The “shaken” horses were grouped under the obelisk in the People’s Square, next to which were built stands from which the richest and most powerful people of the city could watch the start of the race. The other people rented seats along Via Lata to watch the race. The balconies overlooking the street, adorned with drapes and brocades, were crowded with people throwing flowers and sugared almonds to strangers. The less fortunate, however, were forced to crowd on the slopes of the Pincio Hill.
In the moments that preceded the departure, the horses were held by the Barbareschi (today’s stablemen) with difficulty, because they were struck and annoyed by pins inserted in pitch balls that were attached to their rump. When the gunshots were heard, everyone knew that the race had begun.
The horses were launched along Via del Corso towards the Venice Square, where a large banner suspended in the air marked the end of the route.

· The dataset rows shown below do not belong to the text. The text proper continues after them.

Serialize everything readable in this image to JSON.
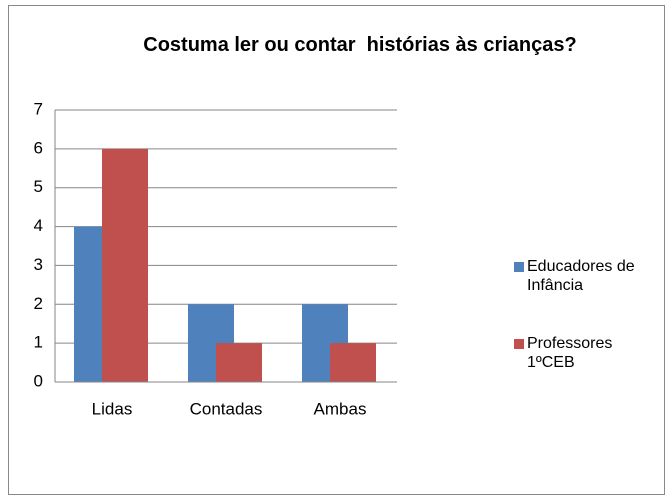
{
  "chart_data": {
    "type": "bar",
    "title": "Costuma ler ou contar  histórias às crianças?",
    "categories": [
      "Lidas",
      "Contadas",
      "Ambas"
    ],
    "series": [
      {
        "name": "Educadores de Infância",
        "color": "#4f81bd",
        "values": [
          4,
          2,
          2
        ]
      },
      {
        "name": "Professores 1ºCEB",
        "color": "#c0504d",
        "values": [
          6,
          1,
          1
        ]
      }
    ],
    "ylim": [
      0,
      7
    ],
    "yticks": [
      0,
      1,
      2,
      3,
      4,
      5,
      6,
      7
    ],
    "grid": true,
    "legend": "right"
  }
}
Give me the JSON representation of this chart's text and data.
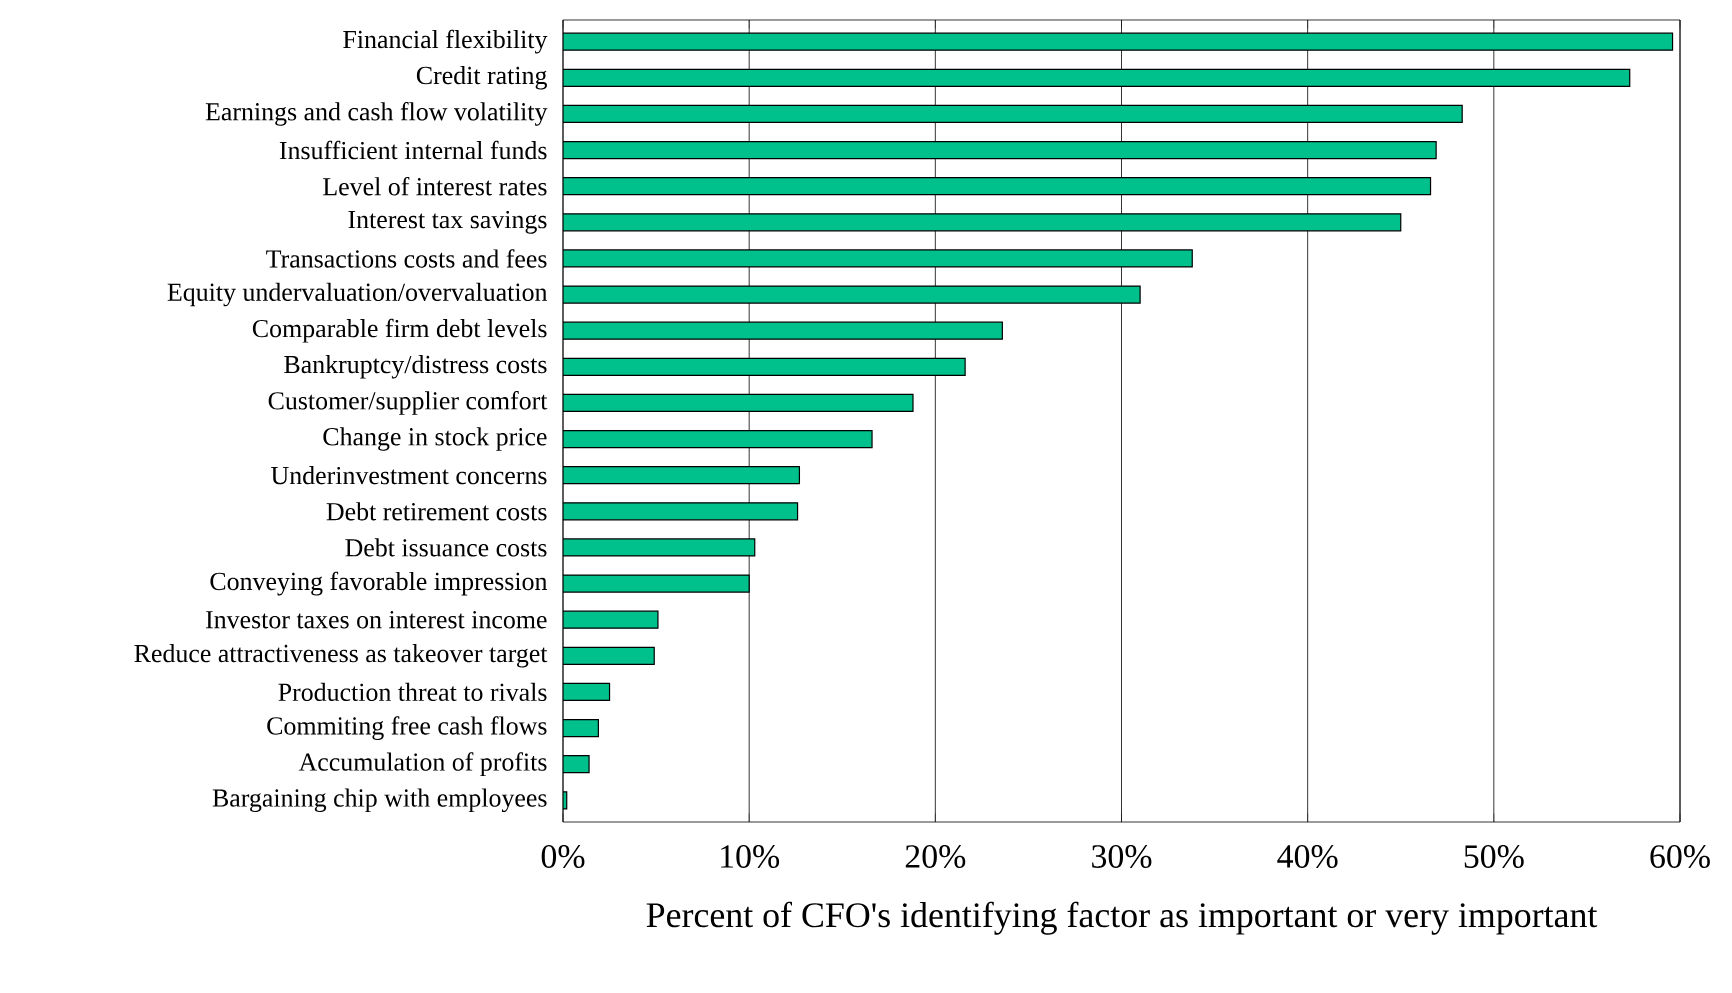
{
  "chart_data": {
    "type": "bar",
    "orientation": "horizontal",
    "xlabel": "Percent of CFO's identifying factor as important or very important",
    "categories": [
      "Financial flexibility",
      "Credit rating",
      "Earnings and cash flow volatility",
      "Insufficient internal funds",
      "Level of interest rates",
      "Interest tax savings",
      "Transactions costs and fees",
      "Equity undervaluation/overvaluation",
      "Comparable firm debt levels",
      "Bankruptcy/distress costs",
      "Customer/supplier comfort",
      "Change in stock price",
      "Underinvestment concerns",
      "Debt retirement costs",
      "Debt issuance costs",
      "Conveying favorable impression",
      "Investor taxes on interest income",
      "Reduce attractiveness as takeover target",
      "Production threat to rivals",
      "Commiting free cash flows",
      "Accumulation of profits",
      "Bargaining chip with employees"
    ],
    "values": [
      59.6,
      57.3,
      48.3,
      46.9,
      46.6,
      45.0,
      33.8,
      31.0,
      23.6,
      21.6,
      18.8,
      16.6,
      12.7,
      12.6,
      10.3,
      10.0,
      5.1,
      4.9,
      2.5,
      1.9,
      1.4,
      0.2
    ],
    "color": "#00c08b",
    "xlim": [
      0,
      60
    ],
    "xticks": [
      {
        "value": 0,
        "label": "0%"
      },
      {
        "value": 10,
        "label": "10%"
      },
      {
        "value": 20,
        "label": "20%"
      },
      {
        "value": 30,
        "label": "30%"
      },
      {
        "value": 40,
        "label": "40%"
      },
      {
        "value": 50,
        "label": "50%"
      },
      {
        "value": 60,
        "label": "60%"
      }
    ],
    "grid": "x"
  }
}
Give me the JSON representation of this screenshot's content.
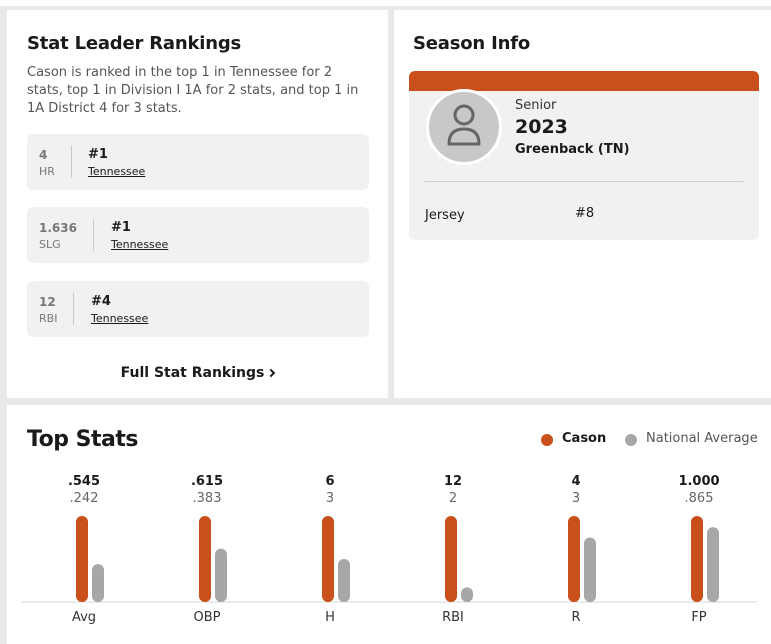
{
  "rankings": {
    "title": "Stat Leader Rankings",
    "description": "Cason is ranked in the top 1 in Tennessee for 2 stats, top 1 in Division I 1A for 2 stats, and top 1 in 1A District 4 for 3 stats.",
    "items": [
      {
        "value": "4",
        "abbr": "HR",
        "rank": "#1",
        "scope": "Tennessee"
      },
      {
        "value": "1.636",
        "abbr": "SLG",
        "rank": "#1",
        "scope": "Tennessee"
      },
      {
        "value": "12",
        "abbr": "RBI",
        "rank": "#4",
        "scope": "Tennessee"
      }
    ],
    "full_link_label": "Full Stat Rankings"
  },
  "season": {
    "title": "Season Info",
    "class_label": "Senior",
    "year": "2023",
    "school": "Greenback (TN)",
    "jersey_label": "Jersey",
    "jersey_value": "#8"
  },
  "top_stats": {
    "title": "Top Stats",
    "legend_player": "Cason",
    "legend_national": "National Average"
  },
  "colors": {
    "accent": "#c9501a",
    "national": "#a7a7a7"
  },
  "chart_data": {
    "type": "bar",
    "title": "Top Stats",
    "categories": [
      "Avg",
      "OBP",
      "H",
      "RBI",
      "R",
      "FP"
    ],
    "series": [
      {
        "name": "Cason",
        "labels": [
          ".545",
          ".615",
          "6",
          "12",
          "4",
          "1.000"
        ],
        "values": [
          0.545,
          0.615,
          6,
          12,
          4,
          1.0
        ]
      },
      {
        "name": "National Average",
        "labels": [
          ".242",
          ".383",
          "3",
          "2",
          "3",
          ".865"
        ],
        "values": [
          0.242,
          0.383,
          3,
          2,
          3,
          0.865
        ]
      }
    ],
    "relative_national_heights": [
      0.44,
      0.62,
      0.5,
      0.17,
      0.75,
      0.87
    ],
    "xlabel": "",
    "ylabel": "",
    "grid": false,
    "legend": "top-right"
  }
}
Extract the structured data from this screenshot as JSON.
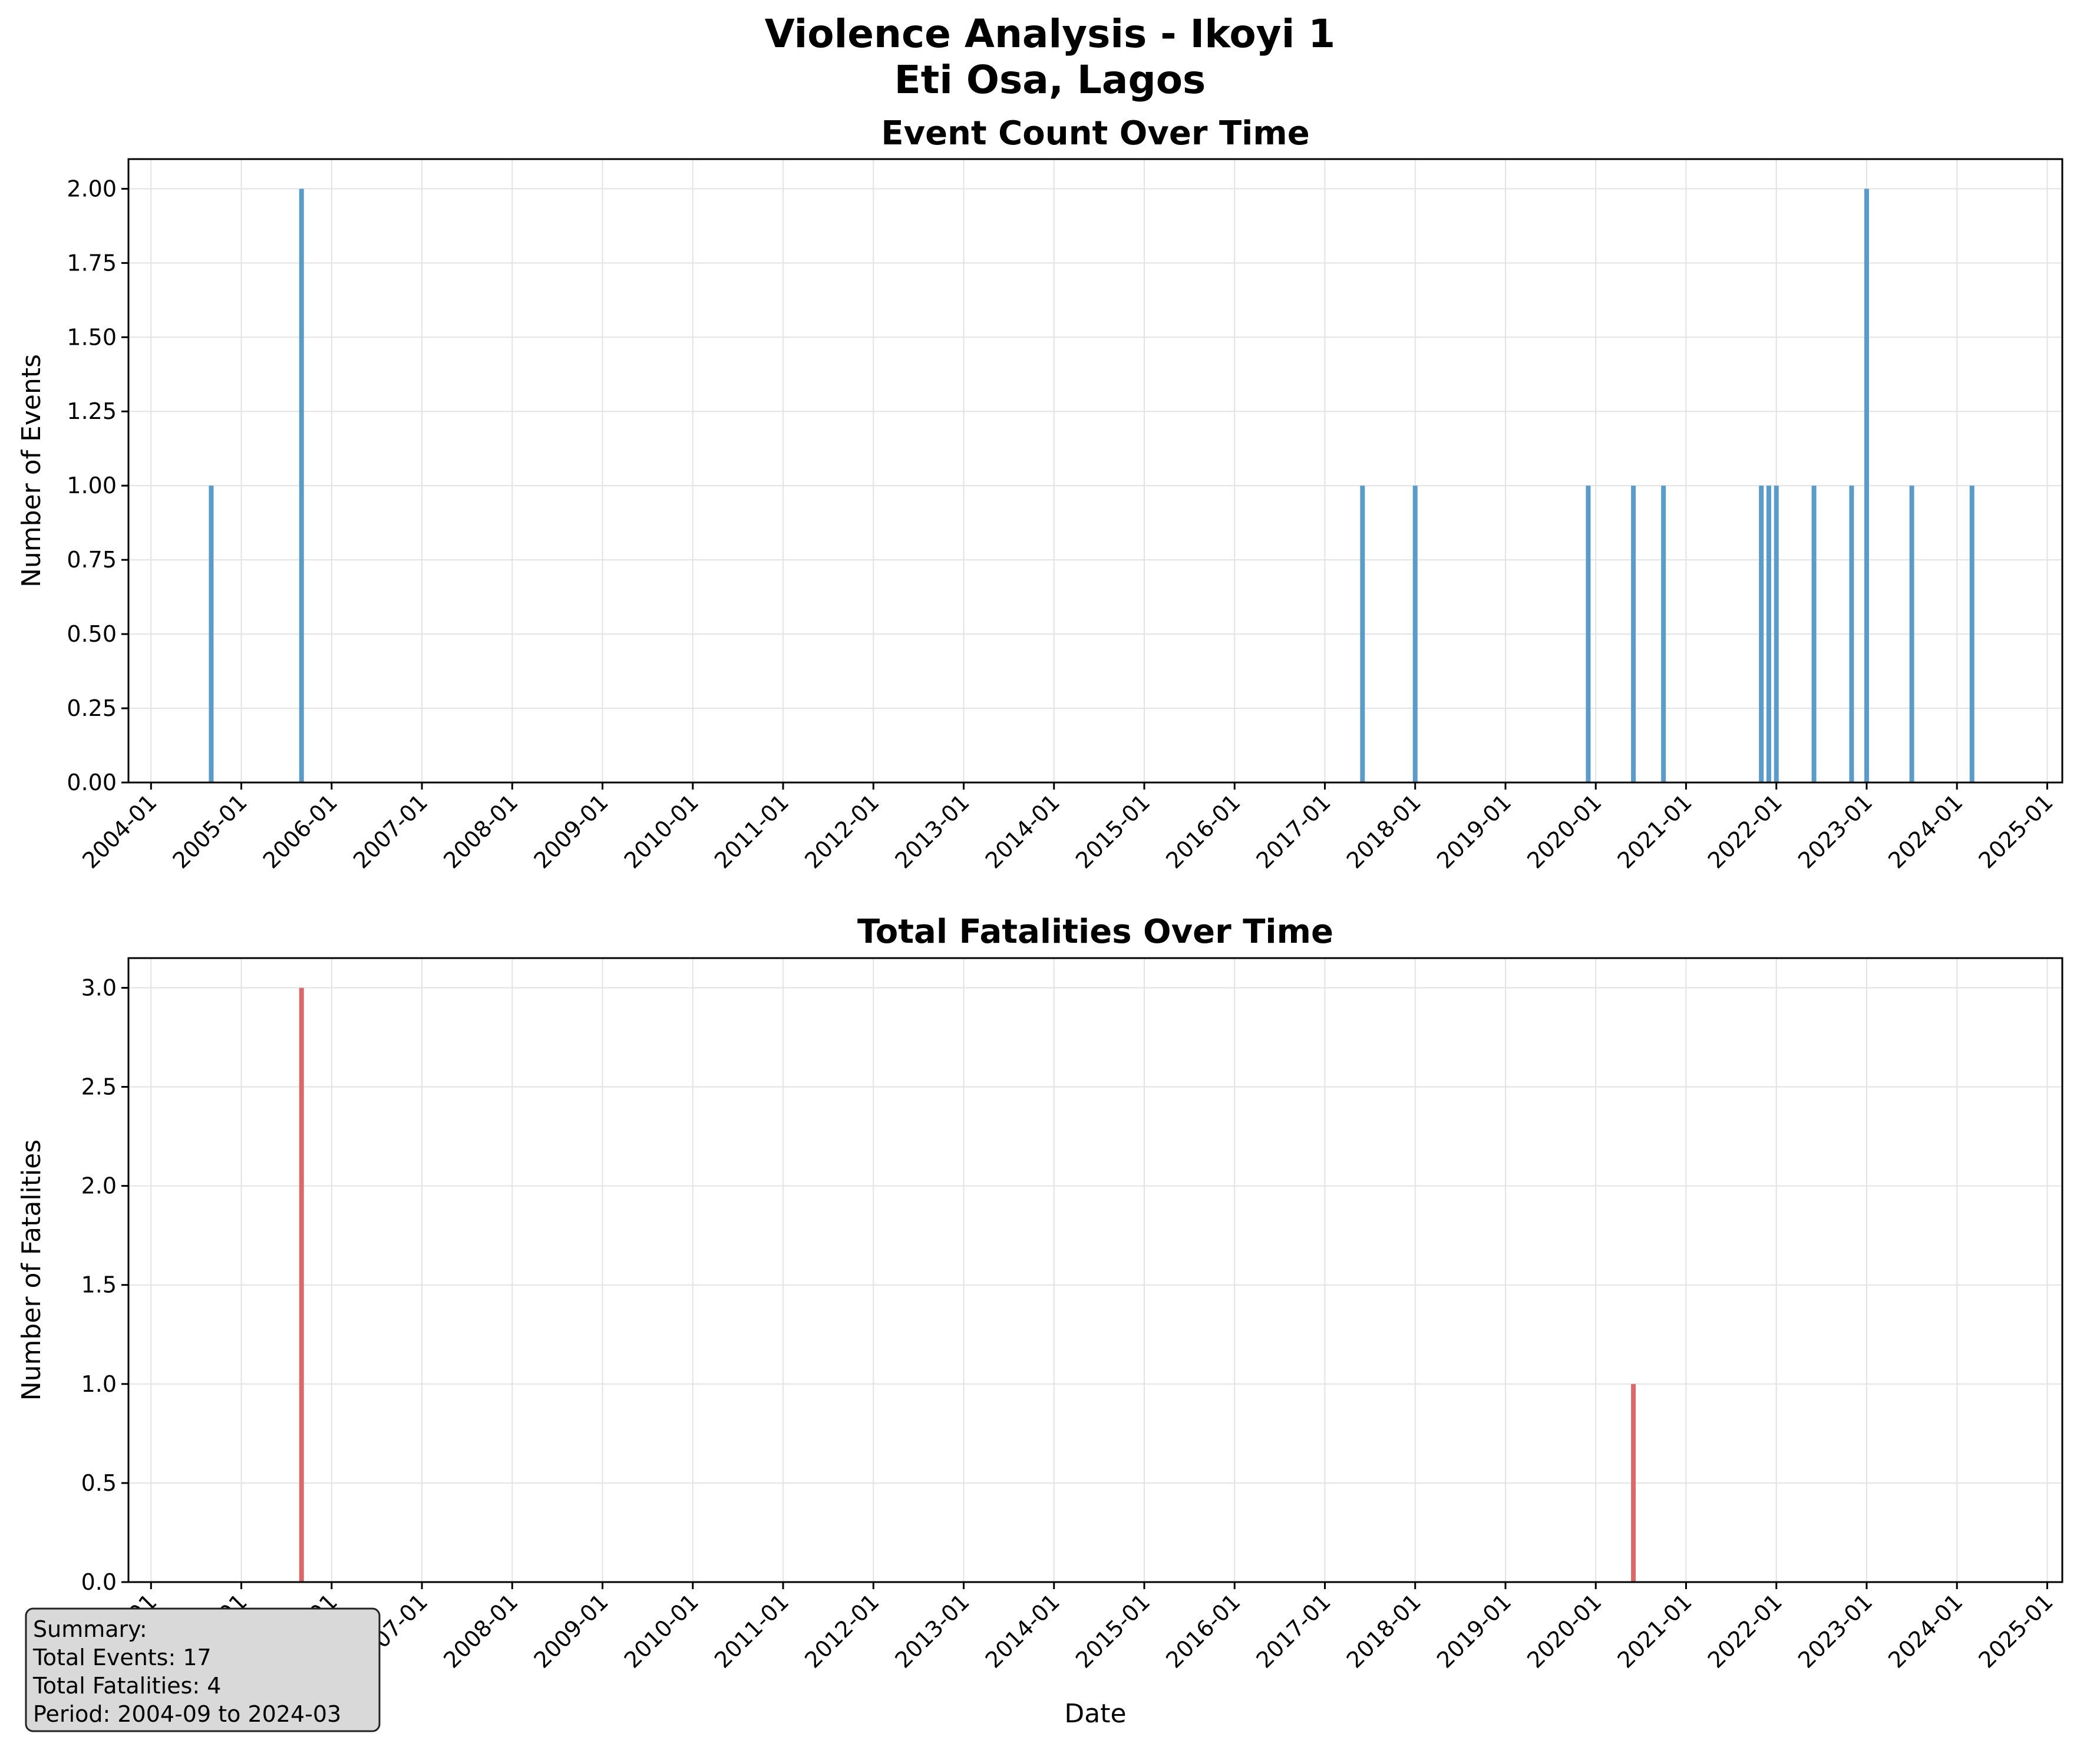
{
  "figure": {
    "title_line1": "Violence Analysis - Ikoyi 1",
    "title_line2": "Eti Osa, Lagos"
  },
  "summary": {
    "title": "Summary:",
    "total_events": "Total Events: 17",
    "total_fatalities": "Total Fatalities: 4",
    "period": "Period: 2004-09 to 2024-03"
  },
  "chart_data": [
    {
      "type": "bar",
      "title": "Event Count Over Time",
      "xlabel": "",
      "ylabel": "Number of Events",
      "color": "#5b9bc8",
      "grid": true,
      "xlim": [
        "2003-10",
        "2025-03"
      ],
      "ylim": [
        0,
        2.1
      ],
      "yticks": [
        "0.00",
        "0.25",
        "0.50",
        "0.75",
        "1.00",
        "1.25",
        "1.50",
        "1.75",
        "2.00"
      ],
      "xticks": [
        "2004-01",
        "2005-01",
        "2006-01",
        "2007-01",
        "2008-01",
        "2009-01",
        "2010-01",
        "2011-01",
        "2012-01",
        "2013-01",
        "2014-01",
        "2015-01",
        "2016-01",
        "2017-01",
        "2018-01",
        "2019-01",
        "2020-01",
        "2021-01",
        "2022-01",
        "2023-01",
        "2024-01",
        "2025-01"
      ],
      "x": [
        "2004-09",
        "2005-09",
        "2017-06",
        "2018-01",
        "2019-12",
        "2020-06",
        "2020-10",
        "2021-11",
        "2021-12",
        "2022-01",
        "2022-06",
        "2022-11",
        "2023-01",
        "2023-07",
        "2024-03"
      ],
      "values": [
        1,
        2,
        1,
        1,
        1,
        1,
        1,
        1,
        1,
        1,
        1,
        1,
        2,
        1,
        1
      ]
    },
    {
      "type": "bar",
      "title": "Total Fatalities Over Time",
      "xlabel": "Date",
      "ylabel": "Number of Fatalities",
      "color": "#d9696a",
      "grid": true,
      "xlim": [
        "2003-10",
        "2025-03"
      ],
      "ylim": [
        0,
        3.15
      ],
      "yticks": [
        "0.0",
        "0.5",
        "1.0",
        "1.5",
        "2.0",
        "2.5",
        "3.0"
      ],
      "xticks": [
        "2004-01",
        "2005-01",
        "2006-01",
        "2007-01",
        "2008-01",
        "2009-01",
        "2010-01",
        "2011-01",
        "2012-01",
        "2013-01",
        "2014-01",
        "2015-01",
        "2016-01",
        "2017-01",
        "2018-01",
        "2019-01",
        "2020-01",
        "2021-01",
        "2022-01",
        "2023-01",
        "2024-01",
        "2025-01"
      ],
      "x": [
        "2005-09",
        "2020-06"
      ],
      "values": [
        3,
        1
      ]
    }
  ]
}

The arrival and the “capture” of the horses, shaken, frightened and not at all inclined to stop in front of the people were remembered as extremely spectacular moments for that crowd eager for strong emotions.
Many nobles, royalty, artists and travelers flocked to Rome for the race and left traces of it in their writings until the unification of Italy when, in 1874, Vittorio Emanuele II decided to abolish this event forever because of the death of a young man, who was watching the race and was run over and killed. This choice of the Savoy marked the beginning of the decline of the Roman Carnival.